Wisdom teeth, also known as third molars, are the last permanent teeth that emerge from the gums. Between the ages of 17 and 25, these teeth normally develop. Some people don’t get wisdom teeth at all. Others have wisdom teeth that erupt naturally, exactly like their other molars, and cause no issues. Many people have impacted wisdom teeth, which are teeth that don’t have enough room to erupt or develop correctly in the mouth. Wisdom teeth that are impacted may only erupt partially or not at all.
A wisdom tooth that has been impacted might cause:
- Grow at a 45-degree angle to the following tooth (second molar)
- Grow at a 45-degree angle to the back of the mouth.
- Wisdom teeth grow at a right angle to the other teeth, as though “lying down” within the jawbone.
- Like other teeth, they can grow straight up or down, but they are locked within the jawbone.
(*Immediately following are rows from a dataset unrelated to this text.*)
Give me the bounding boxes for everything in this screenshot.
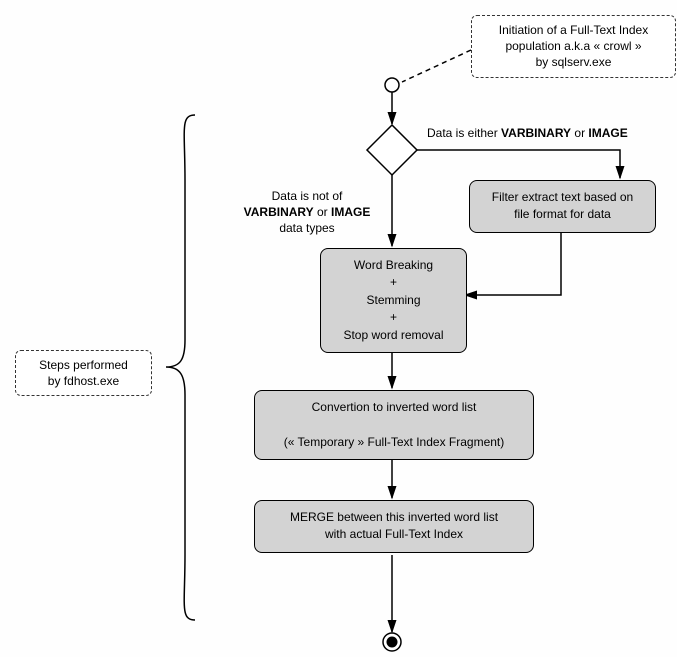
node-filter: Filter extract text based on file format… xyxy=(469,180,656,233)
node-filter-l1: Filter extract text based on xyxy=(492,190,633,204)
node-wb-l1: Word Breaking xyxy=(354,258,433,272)
label-decision-right: Data is either VARBINARY or IMAGE xyxy=(427,125,672,141)
annotation-initiation-l3: by sqlserv.exe xyxy=(536,55,612,69)
annotation-initiation-l2: population a.k.a « crowl » xyxy=(505,39,641,53)
node-conv-l1: Convertion to inverted word list xyxy=(312,400,477,414)
node-wb-p1: + xyxy=(390,275,397,289)
start-node xyxy=(385,78,399,92)
decision-diamond xyxy=(367,125,417,175)
end-node-dot xyxy=(387,637,398,648)
end-node-ring xyxy=(383,633,401,651)
node-wordbreak: Word Breaking + Stemming + Stop word rem… xyxy=(320,248,467,353)
node-conversion: Convertion to inverted word list (« Temp… xyxy=(254,390,534,460)
edge-filter-wordbreak xyxy=(465,230,561,295)
annotation-steps-l1: Steps performed xyxy=(39,358,128,372)
curly-brace xyxy=(166,115,195,620)
node-conv-l2: (« Temporary » Full-Text Index Fragment) xyxy=(284,435,505,449)
node-wb-p2: + xyxy=(390,310,397,324)
node-wb-l3: Stop word removal xyxy=(343,328,443,342)
annotation-steps-l2: by fdhost.exe xyxy=(48,374,119,388)
node-merge-l1: MERGE between this inverted word list xyxy=(290,510,498,524)
node-filter-l2: file format for data xyxy=(514,207,611,221)
label-decision-left: Data is not of VARBINARY or IMAGE data t… xyxy=(232,188,382,237)
node-merge-l2: with actual Full-Text Index xyxy=(325,527,463,541)
annotation-initiation-l1: Initiation of a Full-Text Index xyxy=(499,23,648,37)
edge-decision-filter xyxy=(417,150,620,178)
node-wb-l2: Stemming xyxy=(366,293,420,307)
annotation-initiation: Initiation of a Full-Text Index populati… xyxy=(471,15,676,78)
dashed-connector xyxy=(402,50,471,82)
annotation-steps: Steps performed by fdhost.exe xyxy=(15,350,152,396)
node-merge: MERGE between this inverted word list wi… xyxy=(254,500,534,553)
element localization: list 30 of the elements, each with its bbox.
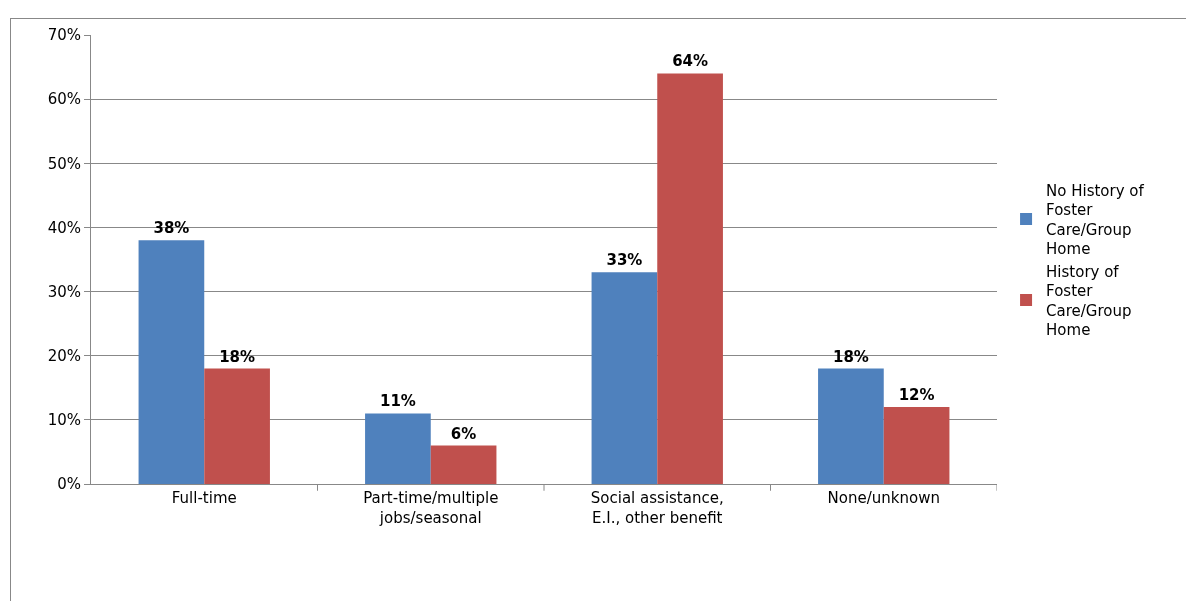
y-tick-label: 40%: [47, 218, 81, 237]
bar: [818, 368, 884, 484]
x-tick-label: Full-time: [171, 489, 237, 507]
y-tick-label: 0%: [57, 475, 81, 494]
data-label: 12%: [898, 386, 935, 405]
data-label: 64%: [672, 52, 709, 71]
data-label: 18%: [219, 347, 256, 366]
bar: [591, 272, 658, 484]
data-label: 18%: [832, 347, 869, 366]
y-tick-label: 10%: [47, 411, 81, 430]
y-tick-label: 60%: [47, 90, 81, 109]
y-tick-label: 20%: [47, 346, 81, 365]
data-label: 33%: [606, 251, 643, 270]
legend-label: History of Foster Care/Group Home: [1046, 262, 1132, 340]
y-tick-label: 30%: [47, 282, 81, 301]
data-label: 6%: [450, 424, 477, 443]
bar: [883, 407, 950, 484]
bar: [657, 73, 723, 484]
x-tick-label: None/unknown: [827, 489, 940, 507]
bar: [204, 368, 270, 484]
bar: [138, 240, 205, 484]
legend-label: No History of Foster Care/Group Home: [1046, 181, 1145, 259]
bar: [365, 413, 431, 484]
y-tick-label: 70%: [47, 26, 81, 45]
data-label: 38%: [153, 219, 190, 238]
x-tick-label: Social assistance, E.I., other benefit: [590, 489, 724, 527]
y-tick-label: 50%: [47, 154, 81, 173]
data-label: 11%: [379, 392, 416, 411]
x-tick-label: Part-time/multiple jobs/seasonal: [363, 489, 499, 527]
bar: [430, 445, 497, 484]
Lower wisdom teeth can be more difficult to remove. Removing a lower jaw wisdom tooth can involve cutting the gum to uncover your tooth, removing bone around your tooth and dividing your tooth with a drill. You’ll usually be given a local anesthetic injection to numb the area around your wisdom teeth when they’re extracted from your lower jaw. You’ll feel some pressure just before the tooth is pulled when your dentist or oral surgeon works to enlarge the tooth socket by turning the tooth back and forth. Before a tooth is pulled, it may be necessary to make a small cut in the gum and chop the tooth into smaller pieces.